The Broader Market Struggle

Oracle's bad news dragged down the entire AI sector. The big tech-heavy Nasdaq Composite fell below its recent record highs from October. Broadcom, which makes chips for data centers, dropped more than 12% after its own earnings disappointed investors. Nvidia, the star of the AI boom, fell about 10% from its peak. Some stocks fell into bear market territory, meaning they dropped 20% or more from their highest prices.

Yet surprisingly, the overall stock market stayed strong. The S&P 500 and Dow Jones both hit all-time highs during the week. This showed that while AI stocks were struggling, other parts of the market were doing well.

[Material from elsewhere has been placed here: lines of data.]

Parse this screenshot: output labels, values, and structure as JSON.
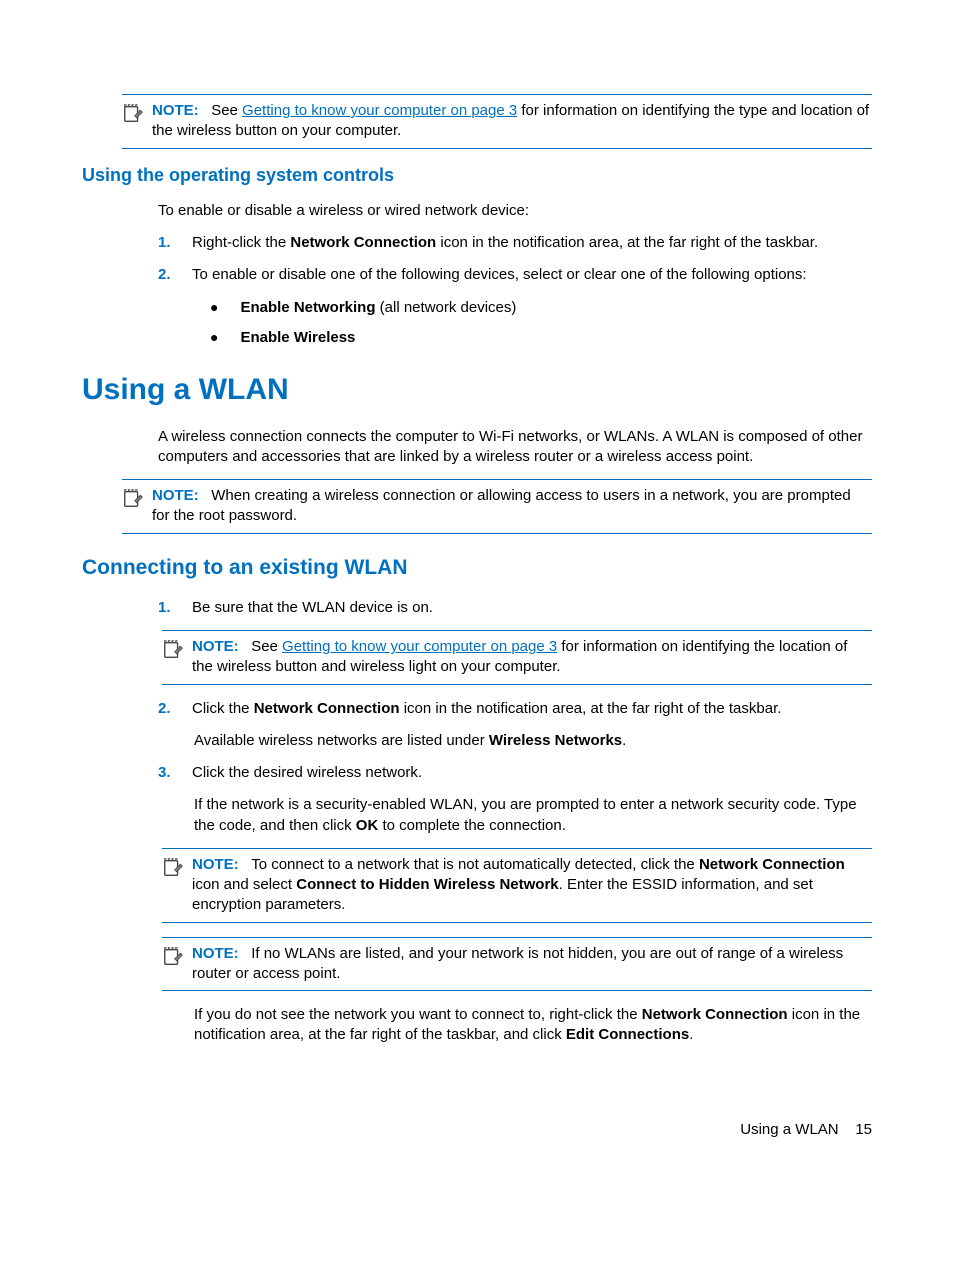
{
  "note1": {
    "label": "NOTE:",
    "pre": "See ",
    "link": "Getting to know your computer on page 3",
    "post": " for information on identifying the type and location of the wireless button on your computer."
  },
  "h3_os_controls": "Using the operating system controls",
  "os_intro": "To enable or disable a wireless or wired network device:",
  "step1": {
    "num": "1.",
    "pre": "Right-click the ",
    "bold": "Network Connection",
    "post": " icon in the notification area, at the far right of the taskbar."
  },
  "step2": {
    "num": "2.",
    "text": "To enable or disable one of the following devices, select or clear one of the following options:"
  },
  "bullet1": {
    "bold": "Enable Networking",
    "rest": " (all network devices)"
  },
  "bullet2": {
    "bold": "Enable Wireless"
  },
  "h1_wlan": "Using a WLAN",
  "wlan_intro": "A wireless connection connects the computer to Wi-Fi networks, or WLANs. A WLAN is composed of other computers and accessories that are linked by a wireless router or a wireless access point.",
  "note2": {
    "label": "NOTE:",
    "text": "When creating a wireless connection or allowing access to users in a network, you are prompted for the root password."
  },
  "h2_connecting": "Connecting to an existing WLAN",
  "cstep1": {
    "num": "1.",
    "text": "Be sure that the WLAN device is on."
  },
  "note3": {
    "label": "NOTE:",
    "pre": "See ",
    "link": "Getting to know your computer on page 3",
    "post": " for information on identifying the location of the wireless button and wireless light on your computer."
  },
  "cstep2": {
    "num": "2.",
    "pre": "Click the ",
    "bold": "Network Connection",
    "post": " icon in the notification area, at the far right of the taskbar."
  },
  "cstep2_sub": {
    "pre": "Available wireless networks are listed under ",
    "bold": "Wireless Networks",
    "post": "."
  },
  "cstep3": {
    "num": "3.",
    "text": "Click the desired wireless network."
  },
  "cstep3_sub": {
    "pre": "If the network is a security-enabled WLAN, you are prompted to enter a network security code. Type the code, and then click ",
    "bold": "OK",
    "post": " to complete the connection."
  },
  "note4": {
    "label": "NOTE:",
    "pre": "To connect to a network that is not automatically detected, click the ",
    "b1": "Network Connection",
    "mid": " icon and select ",
    "b2": "Connect to Hidden Wireless Network",
    "post": ". Enter the ESSID information, and set encryption parameters."
  },
  "note5": {
    "label": "NOTE:",
    "text": "If no WLANs are listed, and your network is not hidden, you are out of range of a wireless router or access point."
  },
  "final_para": {
    "pre": "If you do not see the network you want to connect to, right-click the ",
    "b1": "Network Connection",
    "mid": " icon in the notification area, at the far right of the taskbar, and click ",
    "b2": "Edit Connections",
    "post": "."
  },
  "footer": {
    "text": "Using a WLAN",
    "page": "15"
  }
}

Why Is The AI Buildout So Expensive?

The core issue is that five major tech companies—Google, Meta, Amazon, Microsoft, and Oracle—need enormous amounts of money to build AI infrastructure. Together, these companies issued roughly $121 billion in bonds in 2025 to pay for their data centers. This is way above normal levels and marks a huge shift toward using debt financing instead of paying from company earnings. Building AI infrastructure requires physical hardware, real estate, workers, and electricity. It is not as easy as creating software once and selling it many times over.

What Experts Are Saying

Some investment experts, like Ed Yardeni, now worry the "magazine-cover curse" might strike AI stocks. Others point out that the AI trade is now common knowledge—so common that it appears in general-interest magazines like Time. When investment ideas become this well-known to regular people, there may not be much money left to make. The AI boom that created wealth for investors earlier in the year may be approaching a turning point. Companies are discovering that AI buildout is a long, difficult, expensive process, not a quick path to profits.